I thank Member States for the trust shown when you appointed me as your Director-General more than ten years ago. I promised to work tirelessly, and have done so, but never got tired of the job, in the best and worst of times.

When I took office, I also promised that I would hold myself accountable for the Organization’s performance. This month, I have issued a report tracking how public health evolved during the ten years of my administration.

The report sets out the facts and assesses the trends, but makes no effort to promote my administration. The report goes some way towards dispelling the frequent criticism that WHO has lost its relevance. The facts tell a different story.

The report covers setbacks as well as successes and some landmark events. Above all, it is a tribute to the power of partnerships and the capacity of public health to take solutions found for one problem and apply them to others.

As just one example, it took nearly a decade to get the prices for antiretroviral treatments for HIV down. In contrast, thanks to teamwork and collaboration, prices for the new drugs that cure hepatitis C plummeted within two years.

This is the culture of evidence-based learning that improves efficiency, gives health efforts their remarkable resilience, and keeps us irrepressibly optimistic.

We falter sometimes, but we never give up.

Excellencies, ladies, and gentlemen,

As I speak to you, the political and economic outlook is much less optimistic than it was when I took office in 2007.

That was before the 2008 financial crisis changed the economic outlook from prosperity to austerity almost overnight, with effects on economies and health budgets that are still being felt.

That was before acts of international terrorism and violent extremism became commonplace, before the word “mega-disaster” entered the humanitarian vocabulary, before seemingly endless armed conflicts caused the largest population displacements and flights of refugees seen since the end of World War II.

That was before the alarming frequency of attacks on health facilities and aid convoys made a mockery of international humanitarian law. We condemn all these attacks on health care facilities and workers. According to reports consolidated by WHO, more than 300 attacks on health care facilities occurred in 2016 in 20 countries, with the majority documented in the Syrian Arab Republic. We are also seeing how a world full of threats can toss out deadly combinations, like the dual threats from drought and armed conflict that have brought famine to parts of Africa and the Middle East on a scale never experienced since the United Nations was founded in 1945.

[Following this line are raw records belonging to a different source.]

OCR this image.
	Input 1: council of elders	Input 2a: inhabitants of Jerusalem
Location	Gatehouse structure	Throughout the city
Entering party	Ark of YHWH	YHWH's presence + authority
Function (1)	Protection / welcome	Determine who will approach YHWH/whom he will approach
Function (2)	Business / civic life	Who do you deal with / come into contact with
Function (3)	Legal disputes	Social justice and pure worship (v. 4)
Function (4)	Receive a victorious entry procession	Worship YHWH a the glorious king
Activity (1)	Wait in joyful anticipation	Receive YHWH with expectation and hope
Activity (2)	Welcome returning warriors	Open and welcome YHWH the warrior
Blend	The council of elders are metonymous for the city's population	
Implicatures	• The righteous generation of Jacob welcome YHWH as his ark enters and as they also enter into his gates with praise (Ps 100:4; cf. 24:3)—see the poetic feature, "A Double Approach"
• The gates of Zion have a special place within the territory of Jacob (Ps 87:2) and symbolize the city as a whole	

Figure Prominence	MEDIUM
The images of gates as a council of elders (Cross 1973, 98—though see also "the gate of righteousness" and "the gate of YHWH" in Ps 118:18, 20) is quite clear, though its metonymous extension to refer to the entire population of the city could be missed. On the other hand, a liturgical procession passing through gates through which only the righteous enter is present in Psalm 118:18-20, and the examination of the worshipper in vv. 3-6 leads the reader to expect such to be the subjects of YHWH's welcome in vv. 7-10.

The world was fortunate that the 2009 influenza pandemic was so mild. The world is fortunate that the new viruses that emerged to cause MERS in 2012 and human cases of H7N9 avian influenza in 2013 are not yet spreading easily from person to person. But they have the potential to do so and we dare not let down our guard.

The world was less fortunate with Zika, an outbreak that WHO continues to monitor closely. The world was not at all fortunate with the 2014 Ebola outbreak that utterly devastated the populations of Guinea, Liberia, and Sierra Leone. This was West Africa’s first experience with Ebola, and the outbreak took everyone, including WHO, by surprise.

WHO was too slow to recognize that the virus, during its first appearance in West Africa, would behave very differently than during past outbreaks in central Africa, where the virus was rare but familiar and containment measures were well-rehearsed.

But WHO made quick course corrections, brought the three outbreaks under control, and gave the world its first Ebola vaccine that confers substantial protection. This happened on my watch, and I am personally accountable.

I saw it as my duty, as your Director-General, to do everything possible to ensure that a tragedy on this scale will not happen again. History will judge whether the new emergencies programme has given the world a stronger level of protection.

Ultimately, health systems with International Health Regulations core capacities must be strengthened in your countries to detect unexplained deaths much earlier. This is critical for improving global health security to protect our common vulnerability.

Last week, the Democratic Republic of Congo confirmed a new Ebola outbreak near the border with the Central African Republic. This is the country’s eighth Ebola outbreak. In its last outbreak, which coincided with the West Africa outbreak, DRC interrupted transmission within six weeks. Despite enormous logistical challenges, discussions engaging DRC continue about possible use of the new vaccine to augment the response.

The Ebola outbreak in West Africa had a number of spillover effects which can be judged more immediately. During the outbreak, WHO acquired extensive experience in facilitating R&D for new medical products, but poor coordination lost too much time. To speed things up, WHO and its partners finalized an R&D blueprint in 2016.

By setting up collaborative models, standardized protocols for clinical trials, and pathways for accelerated regulatory approval in advance, the blueprint cut the time needed to develop and manufacture candidate products from years to months.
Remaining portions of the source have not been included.